Es ist einer dieser Regentage.

Einer dieser Regentage, an denen ich allein am Fenster sitze und darauf warte, dass er zurückkommt.

Doch er tut es nicht.

Jedesmal mache ich mir große Sorgen, die sich später als unberechtigt herausstellen. Er ist wahrscheinlich, wie alle vorherigen Male, mit Taehyung etwas trinken.

Ich sollte nicht eifersüchtig sein, da er sein bester Freund ist. Doch ich bin es. Die wenige freie Zeit, die ich mir heute einräumen konnte, um etwas mit ihm zu unternehmen, ist umsonst und vergeudet.

Er verbringt mittlerweile mehr Zeit mit ihm als mit mir.

Aber vielleicht ist es auch meine Schuld? Vielleicht arbeite ich zu viel und er fühlt sich vernachlässigt, sodass er Trost bei Taehyung sucht. Ist er etwa besser als ich?

Schnell verdränge ich diese Gedanken und schüttle den Kopf, als würden sie dadurch herausfallen und in der Luft verpuffen.

'Es muss am Wetter liegen', trichtere ich mir ein, als müsste ich ihn vor mir selbst rechtfertigen. Das Wetter ist schuld, genau.
Angesäuert sehe ich die runden Wassertropfen, die das Fenster herunterlaufen, an.
In ihnen spiegelt sich das Licht der Stadt und es werden durch den Regen immer wieder neue Tropfen an das Fenster gepeitscht.

Der Regen ist schuld...

Ich werde durch eine Bewegung unten auf der Straße aufmerksam. Die zwei Gestalten, die auf dem Fußweg langsam auf das Wohnhaus zusteuern wirken auf der sonst so meschenleeren Straße eindeutig fehl am Platz.

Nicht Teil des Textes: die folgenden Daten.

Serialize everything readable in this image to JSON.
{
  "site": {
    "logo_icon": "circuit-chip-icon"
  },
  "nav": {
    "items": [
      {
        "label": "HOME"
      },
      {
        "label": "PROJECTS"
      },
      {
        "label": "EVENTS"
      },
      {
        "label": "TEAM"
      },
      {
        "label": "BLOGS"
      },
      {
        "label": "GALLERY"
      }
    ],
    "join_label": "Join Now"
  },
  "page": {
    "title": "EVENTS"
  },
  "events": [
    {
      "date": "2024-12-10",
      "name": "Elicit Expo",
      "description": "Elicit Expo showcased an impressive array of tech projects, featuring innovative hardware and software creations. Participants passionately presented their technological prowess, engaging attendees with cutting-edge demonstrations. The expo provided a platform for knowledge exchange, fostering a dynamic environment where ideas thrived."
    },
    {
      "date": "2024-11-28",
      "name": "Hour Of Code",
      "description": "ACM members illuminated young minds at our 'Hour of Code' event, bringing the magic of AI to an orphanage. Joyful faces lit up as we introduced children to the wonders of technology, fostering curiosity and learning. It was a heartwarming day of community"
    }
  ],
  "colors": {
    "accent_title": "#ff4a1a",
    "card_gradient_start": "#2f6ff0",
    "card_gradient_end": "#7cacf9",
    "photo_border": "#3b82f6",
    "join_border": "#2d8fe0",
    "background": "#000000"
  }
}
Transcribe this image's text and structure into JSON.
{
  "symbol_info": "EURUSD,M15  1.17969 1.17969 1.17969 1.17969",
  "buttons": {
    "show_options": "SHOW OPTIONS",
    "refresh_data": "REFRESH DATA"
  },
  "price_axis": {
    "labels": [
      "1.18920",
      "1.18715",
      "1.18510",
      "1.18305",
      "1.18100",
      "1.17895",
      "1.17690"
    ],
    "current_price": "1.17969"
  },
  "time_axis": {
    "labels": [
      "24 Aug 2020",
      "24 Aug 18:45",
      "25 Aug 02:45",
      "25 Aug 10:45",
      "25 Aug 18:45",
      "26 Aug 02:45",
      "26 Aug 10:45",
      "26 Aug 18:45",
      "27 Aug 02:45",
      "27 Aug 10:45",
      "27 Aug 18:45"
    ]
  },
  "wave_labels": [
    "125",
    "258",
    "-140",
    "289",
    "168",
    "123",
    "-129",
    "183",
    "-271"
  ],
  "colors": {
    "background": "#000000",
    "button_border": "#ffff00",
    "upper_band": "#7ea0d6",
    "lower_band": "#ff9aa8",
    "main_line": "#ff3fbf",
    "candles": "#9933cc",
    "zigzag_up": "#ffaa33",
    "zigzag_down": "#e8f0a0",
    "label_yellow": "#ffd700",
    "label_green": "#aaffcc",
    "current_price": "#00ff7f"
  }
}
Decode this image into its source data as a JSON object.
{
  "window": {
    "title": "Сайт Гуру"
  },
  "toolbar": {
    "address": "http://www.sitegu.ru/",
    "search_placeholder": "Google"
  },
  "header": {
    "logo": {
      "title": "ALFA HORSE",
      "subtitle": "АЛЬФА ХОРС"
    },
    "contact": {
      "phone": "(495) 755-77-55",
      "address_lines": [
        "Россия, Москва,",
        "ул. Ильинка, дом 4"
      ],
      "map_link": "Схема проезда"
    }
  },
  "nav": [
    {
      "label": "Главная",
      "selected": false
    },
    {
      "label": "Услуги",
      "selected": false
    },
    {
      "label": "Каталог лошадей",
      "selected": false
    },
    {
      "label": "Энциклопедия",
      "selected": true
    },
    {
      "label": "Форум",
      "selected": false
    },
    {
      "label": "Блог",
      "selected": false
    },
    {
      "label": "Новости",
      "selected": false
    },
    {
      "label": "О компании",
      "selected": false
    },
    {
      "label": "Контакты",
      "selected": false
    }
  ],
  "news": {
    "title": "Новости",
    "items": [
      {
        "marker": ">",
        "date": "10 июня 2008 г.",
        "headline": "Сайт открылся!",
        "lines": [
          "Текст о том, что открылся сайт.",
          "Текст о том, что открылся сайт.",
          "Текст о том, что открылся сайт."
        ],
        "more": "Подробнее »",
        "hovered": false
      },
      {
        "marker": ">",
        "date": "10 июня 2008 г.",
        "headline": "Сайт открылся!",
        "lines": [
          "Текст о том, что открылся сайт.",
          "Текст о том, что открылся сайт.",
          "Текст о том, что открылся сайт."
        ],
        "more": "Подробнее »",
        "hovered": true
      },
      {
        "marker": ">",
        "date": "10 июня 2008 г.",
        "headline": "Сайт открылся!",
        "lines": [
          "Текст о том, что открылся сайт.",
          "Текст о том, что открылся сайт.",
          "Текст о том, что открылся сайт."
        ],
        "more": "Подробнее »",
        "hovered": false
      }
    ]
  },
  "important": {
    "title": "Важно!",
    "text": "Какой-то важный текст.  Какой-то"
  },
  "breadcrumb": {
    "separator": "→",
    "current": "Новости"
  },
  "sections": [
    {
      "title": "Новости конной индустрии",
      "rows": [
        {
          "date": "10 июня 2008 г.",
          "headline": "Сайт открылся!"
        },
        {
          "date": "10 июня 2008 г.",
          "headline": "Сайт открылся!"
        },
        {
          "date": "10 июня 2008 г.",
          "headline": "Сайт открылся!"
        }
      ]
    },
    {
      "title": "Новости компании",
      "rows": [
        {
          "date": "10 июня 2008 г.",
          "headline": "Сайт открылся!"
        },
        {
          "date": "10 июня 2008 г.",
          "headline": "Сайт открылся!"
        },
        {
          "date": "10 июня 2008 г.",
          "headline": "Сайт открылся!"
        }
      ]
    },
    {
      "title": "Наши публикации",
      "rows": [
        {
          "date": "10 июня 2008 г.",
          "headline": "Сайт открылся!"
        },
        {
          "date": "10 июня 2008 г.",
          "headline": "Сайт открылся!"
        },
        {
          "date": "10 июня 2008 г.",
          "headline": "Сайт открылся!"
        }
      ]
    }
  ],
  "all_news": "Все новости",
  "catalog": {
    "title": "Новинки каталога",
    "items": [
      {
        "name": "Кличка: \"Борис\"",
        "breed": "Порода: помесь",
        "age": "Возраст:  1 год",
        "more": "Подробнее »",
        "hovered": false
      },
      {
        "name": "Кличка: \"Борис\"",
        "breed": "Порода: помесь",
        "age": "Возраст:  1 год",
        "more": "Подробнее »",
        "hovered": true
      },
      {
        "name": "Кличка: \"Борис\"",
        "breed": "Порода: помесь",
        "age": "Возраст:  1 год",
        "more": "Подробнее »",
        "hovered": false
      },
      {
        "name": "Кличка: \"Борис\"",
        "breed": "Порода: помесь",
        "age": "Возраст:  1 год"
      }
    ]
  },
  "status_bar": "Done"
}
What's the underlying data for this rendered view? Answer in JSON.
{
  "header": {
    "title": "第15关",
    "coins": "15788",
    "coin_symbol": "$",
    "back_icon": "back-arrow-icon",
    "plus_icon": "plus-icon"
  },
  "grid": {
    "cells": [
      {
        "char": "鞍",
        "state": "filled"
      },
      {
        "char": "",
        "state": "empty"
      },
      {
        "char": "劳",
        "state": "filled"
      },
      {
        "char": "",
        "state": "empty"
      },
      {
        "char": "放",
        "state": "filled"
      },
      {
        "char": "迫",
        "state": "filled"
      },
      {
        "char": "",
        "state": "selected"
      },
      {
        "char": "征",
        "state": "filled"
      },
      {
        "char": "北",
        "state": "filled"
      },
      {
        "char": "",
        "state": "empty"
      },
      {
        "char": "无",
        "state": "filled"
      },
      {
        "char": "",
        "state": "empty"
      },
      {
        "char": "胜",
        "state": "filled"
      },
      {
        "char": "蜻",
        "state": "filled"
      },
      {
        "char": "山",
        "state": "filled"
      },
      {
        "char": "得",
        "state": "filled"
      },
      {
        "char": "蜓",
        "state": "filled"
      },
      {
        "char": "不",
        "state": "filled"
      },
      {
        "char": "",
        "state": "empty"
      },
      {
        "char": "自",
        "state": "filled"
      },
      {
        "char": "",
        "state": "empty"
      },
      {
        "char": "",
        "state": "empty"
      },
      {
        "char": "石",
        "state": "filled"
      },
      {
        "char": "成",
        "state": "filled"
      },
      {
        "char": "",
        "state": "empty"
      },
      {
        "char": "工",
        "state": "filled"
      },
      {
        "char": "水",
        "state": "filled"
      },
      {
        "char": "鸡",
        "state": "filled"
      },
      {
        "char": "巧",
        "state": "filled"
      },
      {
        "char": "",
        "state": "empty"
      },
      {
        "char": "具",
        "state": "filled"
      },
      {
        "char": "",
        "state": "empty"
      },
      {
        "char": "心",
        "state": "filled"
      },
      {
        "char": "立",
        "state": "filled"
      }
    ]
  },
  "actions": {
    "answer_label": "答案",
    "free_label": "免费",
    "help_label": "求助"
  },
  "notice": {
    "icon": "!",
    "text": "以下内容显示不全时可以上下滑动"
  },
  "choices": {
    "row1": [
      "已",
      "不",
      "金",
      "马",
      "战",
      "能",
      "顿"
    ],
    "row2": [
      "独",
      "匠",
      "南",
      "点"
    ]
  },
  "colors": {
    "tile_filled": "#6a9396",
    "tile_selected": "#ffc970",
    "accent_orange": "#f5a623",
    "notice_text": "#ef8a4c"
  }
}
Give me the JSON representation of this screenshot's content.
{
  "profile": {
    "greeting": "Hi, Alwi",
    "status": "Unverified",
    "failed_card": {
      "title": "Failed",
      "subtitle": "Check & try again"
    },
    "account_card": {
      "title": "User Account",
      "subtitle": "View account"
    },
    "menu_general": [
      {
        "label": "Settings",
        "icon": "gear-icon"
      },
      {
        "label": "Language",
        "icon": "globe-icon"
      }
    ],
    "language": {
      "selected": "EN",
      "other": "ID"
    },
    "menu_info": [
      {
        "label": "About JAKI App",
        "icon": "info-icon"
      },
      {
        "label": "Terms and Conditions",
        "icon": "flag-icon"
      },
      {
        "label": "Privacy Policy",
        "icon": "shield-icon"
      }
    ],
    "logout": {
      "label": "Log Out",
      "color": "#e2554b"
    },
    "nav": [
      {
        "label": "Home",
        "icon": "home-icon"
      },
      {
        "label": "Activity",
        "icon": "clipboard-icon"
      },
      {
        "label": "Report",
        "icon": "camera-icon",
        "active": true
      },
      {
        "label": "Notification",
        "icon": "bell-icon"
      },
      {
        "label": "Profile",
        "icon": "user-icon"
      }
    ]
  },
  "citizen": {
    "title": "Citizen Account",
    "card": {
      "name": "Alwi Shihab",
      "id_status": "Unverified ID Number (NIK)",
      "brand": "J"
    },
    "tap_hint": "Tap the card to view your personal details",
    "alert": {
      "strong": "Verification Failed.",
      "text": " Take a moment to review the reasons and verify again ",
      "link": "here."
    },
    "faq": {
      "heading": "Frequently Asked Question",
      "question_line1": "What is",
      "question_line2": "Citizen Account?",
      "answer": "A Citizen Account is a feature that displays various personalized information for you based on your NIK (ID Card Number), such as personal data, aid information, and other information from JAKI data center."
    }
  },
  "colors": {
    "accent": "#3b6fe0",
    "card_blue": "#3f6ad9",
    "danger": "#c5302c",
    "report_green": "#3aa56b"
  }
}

Sie zerstören die betrübte Stimmung von mir und dem Regem. Denn sie lachen.
Er ist fröhlich und lacht ohne mich. Ich sitze hier oben auf dem Fensterbrett und blase einsam Trübsal.

"Es ist zwar spät am Abend , doch der Tag ist noch nicht ganz vorbei", denke ich mir und versuche etwas positives in seiner lang erwarteten Ankunft zu sehen.

Schnell rutsche ich vom Fensterbrett und schleiche in die Küche, um die anderen nicht zu wecken, da sie vermutlich schon schlafen.

Doch anders als erwartet, trefe ich in der Küche auf Jimin, der wie ich bis soeben auf den Fensterbrett sitzt und nach draußen starrt. Er hat seine Beine angewickelt und mit den Armen locker umschlungen, wodurch er seinen Kopf seitlich auf seine Knie gelegt hat. Da er mich nicht sehen kann, vermute ich, dass er mich nicht bemerkt hat.
Vorsichtig gehe ich auf ihn zu und spreche mit gedämpfter Stimme, um ihn nicht zu erschrecken: "Jimin?".

Er reagiert nicht, woraus ich schließe, dass er eingeschlafen ist.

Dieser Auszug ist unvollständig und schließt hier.